Hieronder zijn opgenomen het advies van de Afdeling advisering van de Raad van State d.d. 13 oktober 2021 en het nader rapport d.d. 23 februari 2022, aangeboden aan de Koning door de Minister van Buitenlandse Zaken, mede de Staatssecretaris van Financiën. Het advies van de Afdeling advisering van de Raad van State is cursief afgedrukt.
Blijkens de mededeling van de Directeur van Uw kabinet van 30 juni 2021, no.2021001287, machtigde Uwe Majesteit de Afdeling advisering van de Raad van State haar advies inzake het bovenvermelde verdrag rechtstreeks aan mij te doen toekomen. Dit advies, gedateerd 13 oktober 2021, nr. W06.21.0167/III, bied ik U hierbij aan. De tekst van het advies treft u hieronder aan, voorzien van mijn reactie.
Bij Kabinetsmissive van 30 juni 2021, no. 2021001287, heeft Uwe Majesteit, op voordracht van de Minister van Buitenlandse Zaken, mede namens de Staatssecretaris van Financiën, bij de Afdeling advisering van de Raad van State ter overweging aanhangig gemaakt het verdrag tussen het Koninkrijk der Nederlanden en de Republiek Cyprus tot het vermijden van dubbele belasting met betrekking tot belastingen naar het inkomen en het voorkomen van het ontduiken en ontwijken van belasting, met Protocol; Nicosia, 1 juni 2021 (Trb. 2021, 80), met toelichtende nota.
De Afdeling advisering van de Raad van State heeft geen inhoudelijke opmerkingen over het verdrag.
De Afdeling verwijst naar de bij dit advies behorende redactionele bijlage.
De Afdeling adviseert het verdrag te overleggen aan de beide Kamers der Staten-Generaal.
Gelet op artikel 26, zesde lid jo vijfde lid, van de Wet op de Raad van State, adviseert de Afdeling dit advies openbaar te maken.
De vice-president van de Raad van State,
Th.C. de Graaf
Redactionele bijlage bij het advies van de Afdeling advisering van de Raad van State betreffende no.

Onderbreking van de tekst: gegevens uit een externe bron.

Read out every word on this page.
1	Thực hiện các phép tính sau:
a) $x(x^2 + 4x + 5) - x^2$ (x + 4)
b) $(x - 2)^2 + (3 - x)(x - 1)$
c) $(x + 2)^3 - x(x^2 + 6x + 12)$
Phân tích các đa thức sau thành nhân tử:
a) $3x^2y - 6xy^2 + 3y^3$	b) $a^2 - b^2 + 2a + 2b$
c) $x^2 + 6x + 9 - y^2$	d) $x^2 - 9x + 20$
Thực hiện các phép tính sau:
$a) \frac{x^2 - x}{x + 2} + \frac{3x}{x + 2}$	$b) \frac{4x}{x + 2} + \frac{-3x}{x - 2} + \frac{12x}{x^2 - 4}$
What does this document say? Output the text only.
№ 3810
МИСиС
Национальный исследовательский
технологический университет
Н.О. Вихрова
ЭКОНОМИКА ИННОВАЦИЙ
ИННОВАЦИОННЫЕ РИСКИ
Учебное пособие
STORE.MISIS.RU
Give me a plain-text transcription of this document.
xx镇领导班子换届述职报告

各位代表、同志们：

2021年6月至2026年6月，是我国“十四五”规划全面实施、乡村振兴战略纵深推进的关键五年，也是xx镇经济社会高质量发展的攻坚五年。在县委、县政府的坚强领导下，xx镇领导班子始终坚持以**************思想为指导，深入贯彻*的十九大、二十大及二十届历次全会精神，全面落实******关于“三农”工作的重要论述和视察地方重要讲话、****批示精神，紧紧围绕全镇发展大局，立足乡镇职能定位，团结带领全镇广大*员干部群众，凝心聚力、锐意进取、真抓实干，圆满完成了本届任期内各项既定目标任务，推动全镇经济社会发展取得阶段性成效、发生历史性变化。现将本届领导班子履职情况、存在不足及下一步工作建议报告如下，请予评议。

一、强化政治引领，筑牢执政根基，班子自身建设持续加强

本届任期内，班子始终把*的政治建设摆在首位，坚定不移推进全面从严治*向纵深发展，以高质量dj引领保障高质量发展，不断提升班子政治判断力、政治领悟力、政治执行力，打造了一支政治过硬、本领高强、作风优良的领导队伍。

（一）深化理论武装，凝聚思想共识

W06.21.0167/III
– De toelichtende nota op het op 1 juni 2021 ondertekende verdrag is gebaseerd op de Notitie Fiscaal Verdragsbeleid 2011. De toelichtende nota actualiseren naar het huidige Nederlandse fiscale verdragsbeleid, zoals neergelegd in de Notitie Fiscaal Verdragsbeleid 2020.1
– Nu het verdrag voorziet in uitwisseling van informatie en daarmee in doorgifte van persoonsgegevens, toelichten dat en waarom wordt voldaan aan het gegevensbeschermingsrecht voor de verwerking van persoonsgegevens.
– In de toelichting op artikel 13 van het verdrag artikel 3 van het protocol bij het verdrag verwerken.
– In de toelichting op artikel 20 van het verdrag artikel 2, eerste lid, van het protocol bij het verdrag verwerken.
Het verdrag geeft de Afdeling advisering van de Raad van State geen aanleiding tot het maken van inhoudelijke opmerkingen.
Aan de opmerkingen in de redactionele bijlage bij het advies is gevolg gegeven.
– In reactie op de eerste opmerking is in onderdeel I.0 van de toelichting verduidelijkt dat het verdrag is gebaseerd op de Notitie Fiscaal Verdragsbeleid 2011 en niet op de Notitie Fiscaal Verdragsbeleid 2020, omdat de onderhandelingen inzake het Verdrag vóór publicatie van laatstgenoemde notitie zijn afgerond.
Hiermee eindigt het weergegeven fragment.